Figure 6.

(a) Rapid turnover of Ii on the surface of recombinant interferon-γ (rIFN-γ)-treated HT-29 cells. For internalization of surface-bound BU45, HT-29 cells pretreated for 72 hr with rIFN-γ were labelled with saturating amounts of BU45 on ice for 1 hr. After removing non-bound mAb, 50 μl of suspension containing 10⁶ cells was added to 450 μl of medium, prewarmed to 37°, to allow endocytosis for different periods of time. Subsequently, cells were recooled by transfer to 4·5 ml of ice-cold medium and analysed for remaining surface-bound mAb by flow cytometry.

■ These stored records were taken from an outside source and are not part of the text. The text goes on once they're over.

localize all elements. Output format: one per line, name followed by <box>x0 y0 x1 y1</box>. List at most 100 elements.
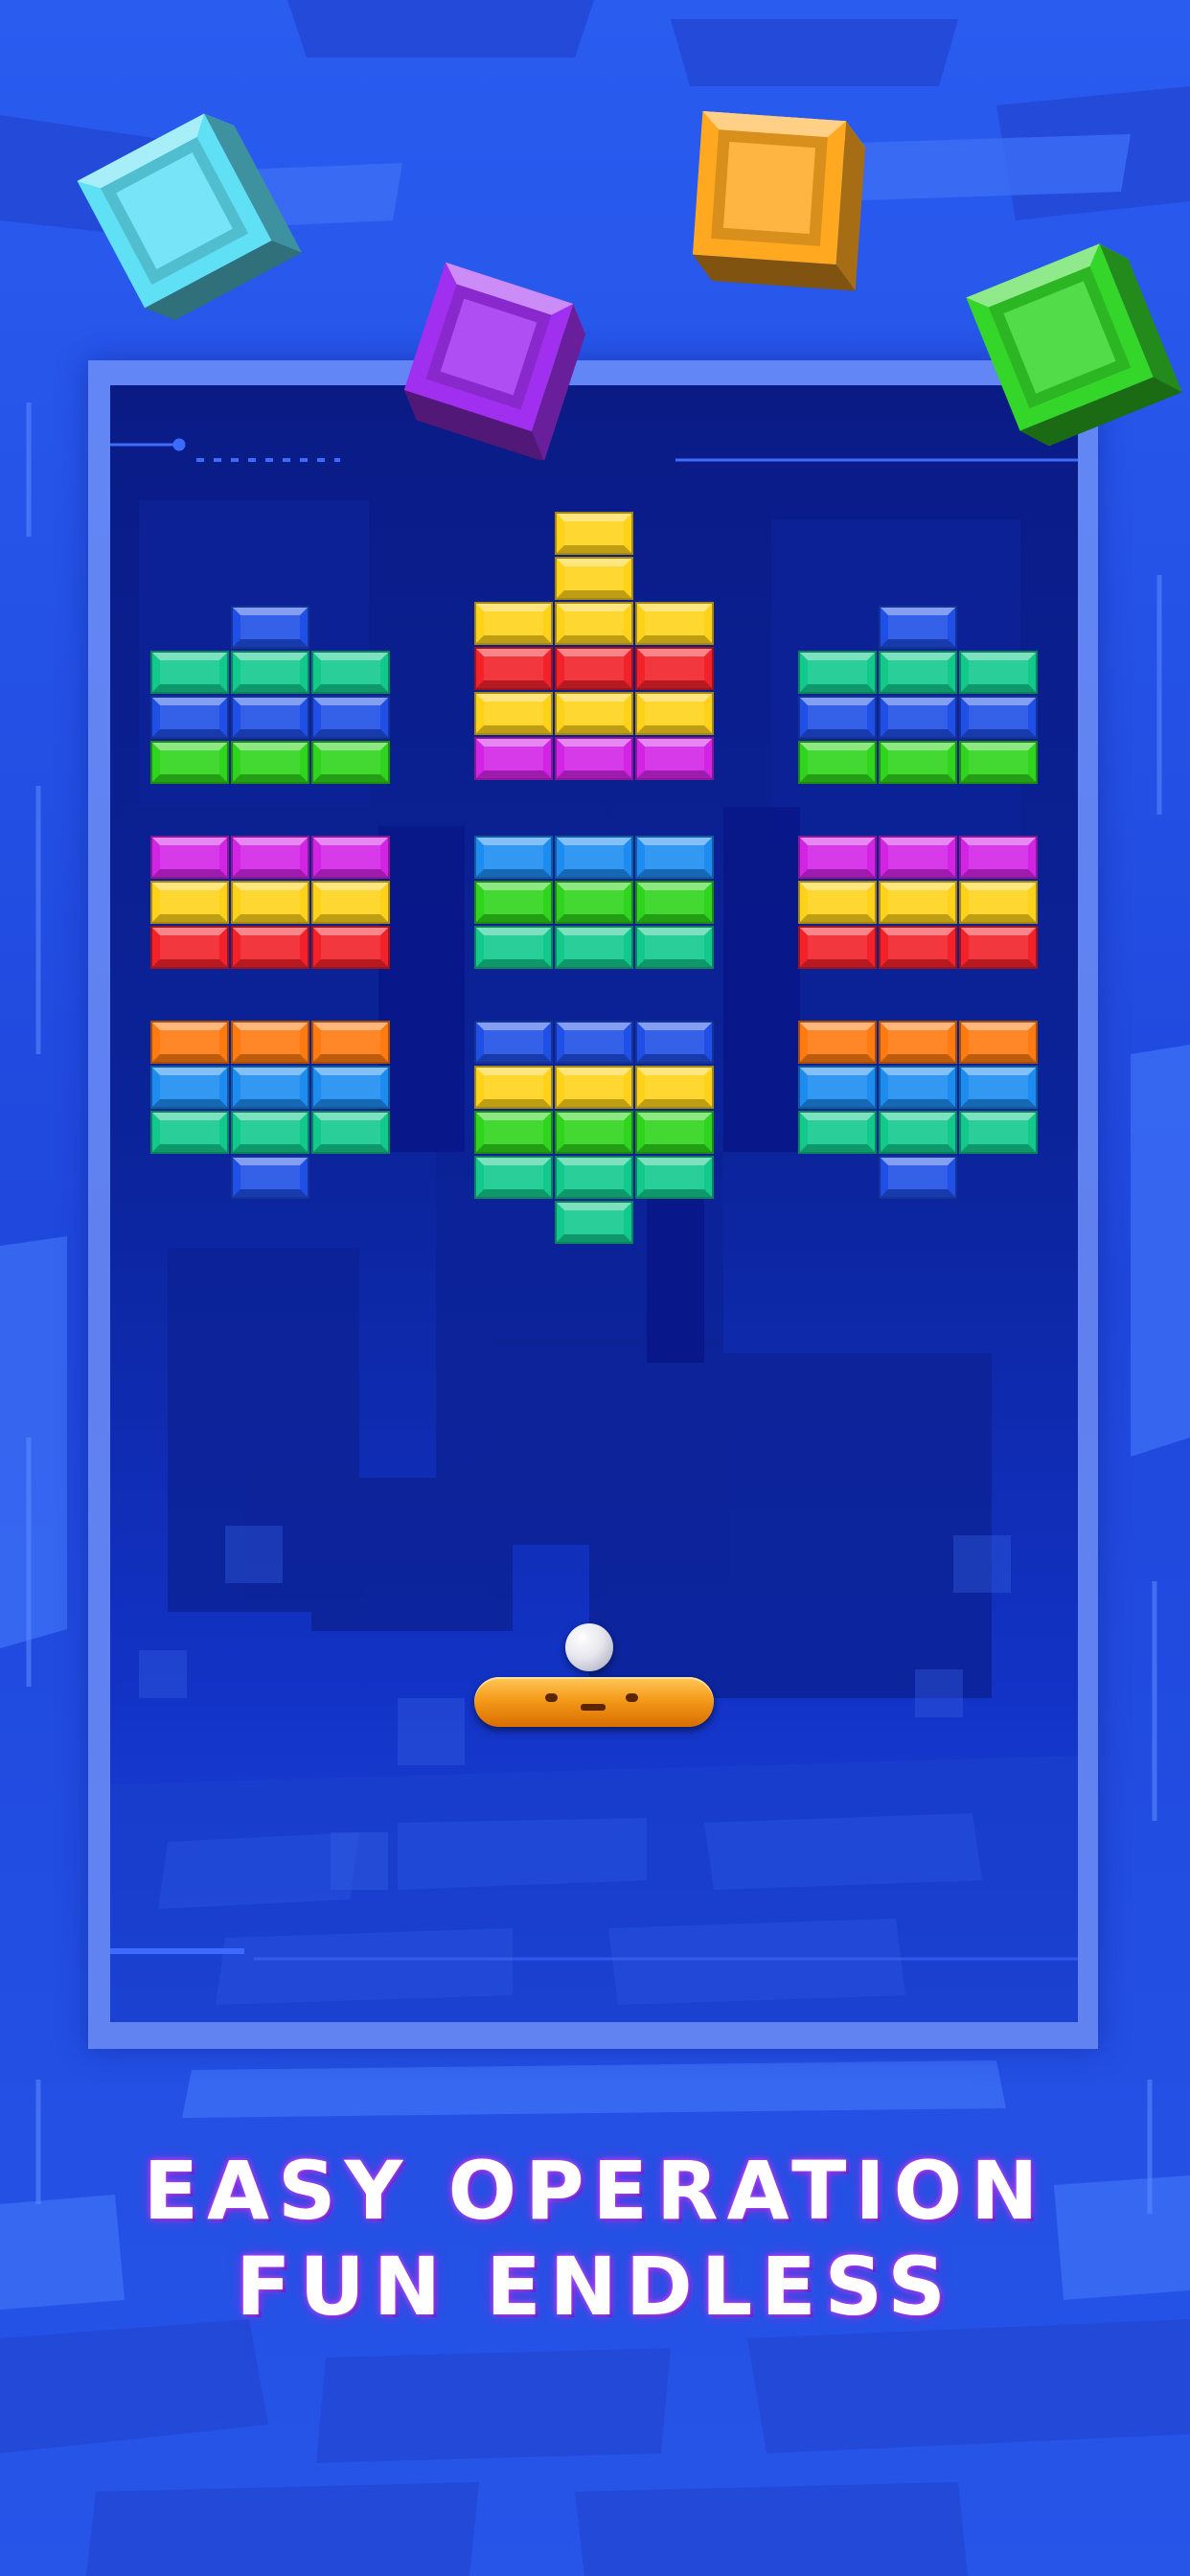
formation-top-left <box>150 606 390 784</box>
brick <box>879 741 957 784</box>
brick <box>555 647 633 690</box>
brick <box>879 1021 957 1064</box>
brick <box>231 1021 309 1064</box>
cyan-cube <box>77 113 303 321</box>
brick <box>474 647 553 690</box>
brick <box>311 741 390 784</box>
brick <box>311 881 390 924</box>
brick <box>555 557 633 600</box>
brick <box>150 651 229 694</box>
headline-line-1: EASY OPERATION <box>143 2144 1047 2238</box>
brick <box>474 737 553 780</box>
brick <box>798 926 877 969</box>
brick <box>311 926 390 969</box>
brick <box>959 1066 1038 1109</box>
brick <box>231 881 309 924</box>
brick <box>959 741 1038 784</box>
paddle-dot-left <box>545 1693 558 1702</box>
brick <box>555 881 633 924</box>
brick <box>231 836 309 879</box>
brick <box>311 836 390 879</box>
paddle-dot-right <box>626 1693 638 1702</box>
formation-mid-left <box>150 836 390 969</box>
brick <box>555 1066 633 1109</box>
brick <box>879 651 957 694</box>
brick <box>150 1066 229 1109</box>
brick <box>474 692 553 735</box>
brick <box>474 1111 553 1154</box>
brick <box>635 1156 714 1199</box>
brick <box>635 1021 714 1064</box>
brick <box>635 881 714 924</box>
formation-bottom-right <box>798 1021 1038 1199</box>
brick <box>150 1111 229 1154</box>
brick <box>474 881 553 924</box>
brick <box>555 1111 633 1154</box>
brick <box>959 696 1038 739</box>
purple-cube <box>403 262 586 460</box>
formation-mid-center <box>474 836 714 969</box>
brick <box>474 1156 553 1199</box>
paddle[interactable] <box>474 1677 714 1727</box>
brick <box>635 926 714 969</box>
brick <box>150 926 229 969</box>
brick <box>311 651 390 694</box>
brick <box>555 836 633 879</box>
formation-mid-right <box>798 836 1038 969</box>
brick-field <box>150 512 1038 1244</box>
ball <box>565 1623 613 1671</box>
brick <box>879 1111 957 1154</box>
brick <box>555 692 633 735</box>
brick <box>474 1021 553 1064</box>
brick <box>959 926 1038 969</box>
brick <box>798 1021 877 1064</box>
brick <box>879 1156 957 1199</box>
brick <box>798 651 877 694</box>
brick <box>635 692 714 735</box>
brick <box>635 1111 714 1154</box>
brick <box>150 741 229 784</box>
headline-line-2: FUN ENDLESS <box>236 2240 954 2334</box>
brick <box>474 602 553 645</box>
brick <box>555 1201 633 1244</box>
brick <box>150 1021 229 1064</box>
brick <box>555 1156 633 1199</box>
brick <box>798 741 877 784</box>
brick <box>635 1066 714 1109</box>
brick <box>959 1021 1038 1064</box>
brick <box>879 1066 957 1109</box>
brick <box>959 1111 1038 1154</box>
brick <box>959 881 1038 924</box>
brick <box>555 737 633 780</box>
brick <box>798 1111 877 1154</box>
brick <box>231 1156 309 1199</box>
formation-bottom-center <box>474 1021 714 1244</box>
decor-cubes <box>77 110 1182 460</box>
brick <box>231 1066 309 1109</box>
brick <box>311 696 390 739</box>
brick <box>311 1066 390 1109</box>
brick <box>879 696 957 739</box>
brick <box>231 606 309 649</box>
brick <box>474 836 553 879</box>
brick <box>231 926 309 969</box>
brick <box>150 836 229 879</box>
brick <box>150 881 229 924</box>
brick <box>635 602 714 645</box>
brick <box>150 696 229 739</box>
brick <box>231 741 309 784</box>
brick <box>798 881 877 924</box>
brick <box>474 1066 553 1109</box>
game-board[interactable] <box>110 385 1078 2022</box>
formation-top-center <box>474 512 714 780</box>
orange-cube <box>692 110 866 291</box>
brick <box>879 926 957 969</box>
brick <box>635 836 714 879</box>
brick <box>798 696 877 739</box>
formation-bottom-left <box>150 1021 390 1199</box>
green-cube <box>966 243 1182 447</box>
brick <box>311 1111 390 1154</box>
brick <box>798 836 877 879</box>
brick <box>231 651 309 694</box>
brick <box>555 602 633 645</box>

Internalization of BU45 is depicted as the percentage of surface-bound mAb remaining after endocytosis at 37° relative to the total amount of mAb bound to cells that were kept on ice throughout. As a control, internalization of prebound BU45 was analysed under hyperosmotic conditions (0·45 m sucrose) known to inhibit coated pit-mediated endocytosis. The depletion of Ii from the plasma membrane at at steady state was measured after blocking transport of newly synthesized Ii by treatment with 1 μg/ml brefeldin A (BFA). Cells were preincubated with BFA for 15 min on ice followed by shifting the cells to 37° in the presence of BFA for different periods of time. The results are expressed as the percentage of Ii surface levels remaining after BFA treatment at 37° relative to the Ii level on cells not shifted to 37°. (b) HT-29 cells grown on slides were exposed to 100 U/ml IFN-γ for 24 hr. Control cells (Control) were incubated with saturating amounts of BU45 (50 μg/ml) in normal medium for 20 min at 37°. Alternatively, cells were preincubated for 10 min at 37° in hypertonic medium containing 0·45 m sucrose followed by further incubation for 20 min at 37° in the presence of 50 μg/ml BU45 diluted in the same sucrose-containing medium (0·45 m sucrose). Non-bound mAb was removed by rinsing in cold medium; subsequently, cells were acetone fixed and surface bound, and cytoplasmically located antibody was detected by immunocytochemical staining.